This project is an implementation of a multi-threaded HTTP/1.1 server built from scratch using Python's low-level socket programming. It is designed to handle multiple concurrent clients using a thread pool architecture, serving both static HTML and binary files (GET requests) and processing JSON uploads (POST requests). The server adheres to strict HTTP protocol requirements, including Connection Keep-Alive and robust security measures like Host header validation and Path Traversal protection.
Python 3.x
Basic Linux/macOS command-line environment for testing (using curl or netcat/nc).

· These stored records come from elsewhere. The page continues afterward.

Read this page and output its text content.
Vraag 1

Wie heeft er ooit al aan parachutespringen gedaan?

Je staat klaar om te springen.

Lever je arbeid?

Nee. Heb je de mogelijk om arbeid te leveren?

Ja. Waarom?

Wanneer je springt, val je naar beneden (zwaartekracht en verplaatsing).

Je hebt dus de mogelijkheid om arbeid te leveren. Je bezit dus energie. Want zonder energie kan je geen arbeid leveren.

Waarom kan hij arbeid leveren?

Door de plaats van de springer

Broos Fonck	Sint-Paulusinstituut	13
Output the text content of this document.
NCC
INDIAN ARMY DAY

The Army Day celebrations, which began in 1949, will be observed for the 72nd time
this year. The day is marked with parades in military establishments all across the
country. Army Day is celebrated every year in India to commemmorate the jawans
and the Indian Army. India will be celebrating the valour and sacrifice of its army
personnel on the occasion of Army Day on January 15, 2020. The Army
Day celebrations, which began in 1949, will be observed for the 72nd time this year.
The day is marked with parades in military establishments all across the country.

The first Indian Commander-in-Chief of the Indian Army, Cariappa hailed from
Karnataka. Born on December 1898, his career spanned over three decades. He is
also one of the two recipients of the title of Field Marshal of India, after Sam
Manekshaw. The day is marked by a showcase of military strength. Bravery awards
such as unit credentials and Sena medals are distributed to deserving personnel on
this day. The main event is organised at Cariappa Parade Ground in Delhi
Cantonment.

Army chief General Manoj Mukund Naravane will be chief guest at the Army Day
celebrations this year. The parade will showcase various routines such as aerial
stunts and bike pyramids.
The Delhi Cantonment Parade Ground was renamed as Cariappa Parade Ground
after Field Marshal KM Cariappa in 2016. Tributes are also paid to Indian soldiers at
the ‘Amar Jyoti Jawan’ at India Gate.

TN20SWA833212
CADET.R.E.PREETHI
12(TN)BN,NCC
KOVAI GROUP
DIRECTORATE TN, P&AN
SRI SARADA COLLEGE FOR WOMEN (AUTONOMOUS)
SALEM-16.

Before running the server, ensure the following directory structure is set up:
project/ ├── server.py # The main server code └── resources/ # Root directory for serving content ├── index.html # Default HTML file (Required) ├── about.html # HTML file (Required) ├── contact.html # HTML file (Required) ├── sample.txt # Text file for binary transfer (Required) ├── logo.png # Image file for binary transfer (Required) ├── large.png # Large image file (>1MB) (Required) ├── photo.jpg # JPEG image file (Required) └── uploads/ # Directory for POST-ed JSON files
The server accepts up to three optional command-line arguments: port, host, and max_threads.
(Runs on 127.0.0.1:8080 with 10 threads)
python3 server.py
(Runs on 0.0.0.0:8000 with a thread pool size of 20)
python3 server.py 8000 0.0.0.0 20
Use curl or nc in a separate terminal to test the functionality.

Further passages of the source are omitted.